- League: California League
- Sport: Baseball
- Duration: April 20 – September 9
- Games: 148
- Teams: 8

Regular season
- League champions: Santa Barbara Dodgers

Playoffs
- League champions: Santa Barbara Dodgers
- Runners-up: Visalia Cubs

CALL seasons
- ← 19501952 →

= 1951 California League season =

The 1951 California League was a Class C baseball season played between April 20 and September 9. Eight teams played a 148-game schedule, as the top four teams qualified for the playoffs.

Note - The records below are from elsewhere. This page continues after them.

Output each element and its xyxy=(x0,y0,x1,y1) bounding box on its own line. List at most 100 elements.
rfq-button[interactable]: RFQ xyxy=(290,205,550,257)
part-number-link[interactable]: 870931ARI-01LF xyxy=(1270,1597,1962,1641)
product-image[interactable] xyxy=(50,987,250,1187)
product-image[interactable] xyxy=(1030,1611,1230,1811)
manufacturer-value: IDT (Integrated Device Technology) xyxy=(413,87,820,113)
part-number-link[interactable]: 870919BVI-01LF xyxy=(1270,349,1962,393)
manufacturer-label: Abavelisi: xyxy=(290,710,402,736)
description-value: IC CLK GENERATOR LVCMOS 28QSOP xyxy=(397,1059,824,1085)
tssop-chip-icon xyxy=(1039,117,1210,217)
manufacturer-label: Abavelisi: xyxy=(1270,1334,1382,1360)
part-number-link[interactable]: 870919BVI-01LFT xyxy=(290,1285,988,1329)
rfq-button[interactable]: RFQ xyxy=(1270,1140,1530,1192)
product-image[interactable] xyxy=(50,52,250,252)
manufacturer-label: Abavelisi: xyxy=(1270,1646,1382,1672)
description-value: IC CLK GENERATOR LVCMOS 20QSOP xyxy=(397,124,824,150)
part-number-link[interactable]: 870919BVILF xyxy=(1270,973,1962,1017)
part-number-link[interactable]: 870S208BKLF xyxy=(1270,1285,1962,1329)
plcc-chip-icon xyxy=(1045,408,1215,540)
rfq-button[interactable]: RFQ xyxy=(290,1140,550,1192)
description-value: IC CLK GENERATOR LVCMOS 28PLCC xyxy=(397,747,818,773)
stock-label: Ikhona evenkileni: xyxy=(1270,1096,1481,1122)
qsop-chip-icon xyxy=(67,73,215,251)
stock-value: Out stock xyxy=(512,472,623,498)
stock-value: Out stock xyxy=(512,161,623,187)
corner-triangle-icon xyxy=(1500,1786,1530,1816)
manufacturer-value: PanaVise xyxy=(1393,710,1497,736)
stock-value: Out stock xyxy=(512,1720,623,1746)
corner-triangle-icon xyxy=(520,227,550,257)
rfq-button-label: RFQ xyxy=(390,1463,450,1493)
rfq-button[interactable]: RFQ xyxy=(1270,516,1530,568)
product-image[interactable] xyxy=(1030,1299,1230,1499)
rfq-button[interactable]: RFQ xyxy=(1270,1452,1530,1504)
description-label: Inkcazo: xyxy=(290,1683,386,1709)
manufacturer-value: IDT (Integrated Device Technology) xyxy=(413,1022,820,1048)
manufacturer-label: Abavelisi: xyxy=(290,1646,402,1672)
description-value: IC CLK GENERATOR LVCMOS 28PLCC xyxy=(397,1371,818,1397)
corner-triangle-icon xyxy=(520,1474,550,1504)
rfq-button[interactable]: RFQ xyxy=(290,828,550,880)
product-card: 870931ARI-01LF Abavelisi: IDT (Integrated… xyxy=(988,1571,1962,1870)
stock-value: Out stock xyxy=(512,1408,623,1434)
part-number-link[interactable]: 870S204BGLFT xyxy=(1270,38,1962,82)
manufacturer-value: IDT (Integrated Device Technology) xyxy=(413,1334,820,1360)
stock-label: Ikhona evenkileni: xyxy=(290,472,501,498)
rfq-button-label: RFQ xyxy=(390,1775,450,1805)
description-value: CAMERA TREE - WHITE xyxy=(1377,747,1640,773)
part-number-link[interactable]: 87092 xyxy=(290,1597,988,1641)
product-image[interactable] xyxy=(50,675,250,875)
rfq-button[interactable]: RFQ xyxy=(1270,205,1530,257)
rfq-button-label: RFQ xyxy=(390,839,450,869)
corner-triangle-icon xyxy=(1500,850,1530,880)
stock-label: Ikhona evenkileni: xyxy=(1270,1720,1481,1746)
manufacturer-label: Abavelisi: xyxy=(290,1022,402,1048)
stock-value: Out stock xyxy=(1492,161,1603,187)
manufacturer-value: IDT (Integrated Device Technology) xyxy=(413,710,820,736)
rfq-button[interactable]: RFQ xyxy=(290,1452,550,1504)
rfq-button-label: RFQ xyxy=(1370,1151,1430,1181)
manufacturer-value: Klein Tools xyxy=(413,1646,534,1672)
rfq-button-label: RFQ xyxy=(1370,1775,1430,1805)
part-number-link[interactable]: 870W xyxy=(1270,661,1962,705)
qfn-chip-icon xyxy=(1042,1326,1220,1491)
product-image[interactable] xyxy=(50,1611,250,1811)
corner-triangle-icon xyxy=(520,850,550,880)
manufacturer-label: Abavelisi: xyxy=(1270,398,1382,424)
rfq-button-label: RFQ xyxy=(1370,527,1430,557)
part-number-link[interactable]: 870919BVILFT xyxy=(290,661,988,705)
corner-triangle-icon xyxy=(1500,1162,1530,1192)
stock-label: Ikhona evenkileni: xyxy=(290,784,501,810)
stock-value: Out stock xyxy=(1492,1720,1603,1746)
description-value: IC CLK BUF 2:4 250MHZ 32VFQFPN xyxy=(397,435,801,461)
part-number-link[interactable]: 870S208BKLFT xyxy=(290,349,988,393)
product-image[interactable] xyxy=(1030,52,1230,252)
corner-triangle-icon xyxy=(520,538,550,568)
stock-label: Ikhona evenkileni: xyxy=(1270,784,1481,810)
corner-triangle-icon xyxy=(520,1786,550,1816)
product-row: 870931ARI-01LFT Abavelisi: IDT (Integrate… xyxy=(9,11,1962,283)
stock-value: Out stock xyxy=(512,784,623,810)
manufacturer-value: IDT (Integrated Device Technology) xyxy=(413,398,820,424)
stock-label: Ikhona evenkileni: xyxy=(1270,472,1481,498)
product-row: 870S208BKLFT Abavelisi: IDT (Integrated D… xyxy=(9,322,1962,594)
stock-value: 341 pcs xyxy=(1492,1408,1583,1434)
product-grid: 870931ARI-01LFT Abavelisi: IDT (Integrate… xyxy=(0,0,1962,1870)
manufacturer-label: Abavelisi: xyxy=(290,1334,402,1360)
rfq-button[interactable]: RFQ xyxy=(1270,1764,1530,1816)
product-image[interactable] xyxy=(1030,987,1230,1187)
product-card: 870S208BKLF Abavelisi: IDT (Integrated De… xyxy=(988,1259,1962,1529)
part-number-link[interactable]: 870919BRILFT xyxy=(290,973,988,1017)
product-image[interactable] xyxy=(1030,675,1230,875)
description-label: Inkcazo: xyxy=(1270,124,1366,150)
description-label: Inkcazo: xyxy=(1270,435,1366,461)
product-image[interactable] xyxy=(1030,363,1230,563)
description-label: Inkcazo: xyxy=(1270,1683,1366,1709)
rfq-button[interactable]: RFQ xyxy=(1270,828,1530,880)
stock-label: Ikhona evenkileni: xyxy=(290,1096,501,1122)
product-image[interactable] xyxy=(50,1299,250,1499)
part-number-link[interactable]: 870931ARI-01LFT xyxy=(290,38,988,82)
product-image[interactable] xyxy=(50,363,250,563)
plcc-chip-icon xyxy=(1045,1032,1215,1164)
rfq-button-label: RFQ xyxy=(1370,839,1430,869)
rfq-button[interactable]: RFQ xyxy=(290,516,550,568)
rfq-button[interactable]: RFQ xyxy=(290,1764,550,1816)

The Santa Barbara Dodgers won the California League championship, defeating the Visalia Cubs in the final round of the playoffs.

==Teams==

1951 California League
| Team | City | MLB Affiliate | Stadium |
| Bakersfield Indians | Bakersfield, California | Cleveland Indians | Sam Lynn Ballpark |
| Fresno Cardinals | Fresno, California | St. Louis Cardinals | Fresno State College Park |
| Modesto Reds | Modesto, California | Pittsburgh Pirates | Modesto Field |
| San Jose Red Sox | San Jose, California | Boston Red Sox | San Jose Municipal Stadium |
| Santa Barbara Dodgers | Santa Barbara, California | Brooklyn Dodgers | Laguna Park |
| Stockton Ports | Stockton, California | None | Oak Park Field |
| Ventura Braves | Ventura, California | Boston Braves | Babe Ruth Field |
| Visalia Cubs | Visalia, California | Chicago Cubs | Recreation Ballpark |

==Regular season==
===Summary===
- The Santa Barbara Dodgers finished with the best record in the regular season for the first time since 1942.

===Standings===

California League
| Team | Win | Loss | % | GB |
| Santa Barbara Dodgers | 88 | 59 | .599 | – |
| San Jose Red Sox | 80 | 67 | .544 | 8 |
| Stockton Ports | 79 | 68 | .537 | 9 |
| Visalia Cubs | 76 | 71 | .517 | 12 |
| Modesto Reds | 74 | 73 | .503 | 14 |
| Ventura Braves | 72 | 75 | .490 | 16 |
| Fresno Cardinals | 61 | 86 | .415 | 27 |
| Bakersfield Indians | 58 | 89 | .395 | 30 |

==League Leaders==
===Batting leaders===

| Stat | Player | Total |
|---|---|---|
| AVG | Dick Wilson, Modesto Reds | .371 |
| H | Dick Wilson, Modesto Reds | 205 |
| R | Jim Warner, Modesto Reds | 145 |
| 2B | Dick Wilson, Modesto Reds | 55 |
| 3B | Lee Walls, Modesto Reds | 16 |
| HR | Dick Wilson, Modesto Reds | 40 |
| RBI | Gabe Gabler, Santa Barbara Dodgers | 153 |
| SB | Alfred Facchini, Ventura Braves | 54 |

===Pitching leaders===

| Stat | Player | Total |
|---|---|---|
| W | Tony Freitas, Modesto Reds | 25 |
| ERA | Stan McWilliams, San Jose Red Sox | 2.55 |
| CG | Tony Freitas, Modesto Reds | 28 |
| SHO | Frank Aguilar, Ventura Braves Frank Dasso, Modesto Reds Stan McWilliams, San Jose Red Sox | 4 |
| IP | Earl Escalante, Stockton Ports | 286.0 |
| SO | Frank Dasso, Modesto Reds | 210 |

==Playoffs==
- The playoff semi-finals format is changed from 1 vs. 4 and 2 vs. 3 to 1 vs. 3 and 2 vs. 4.
- The Santa Barbara Dodgers won their third California League championship, defeating the Visalia Cubs in five games.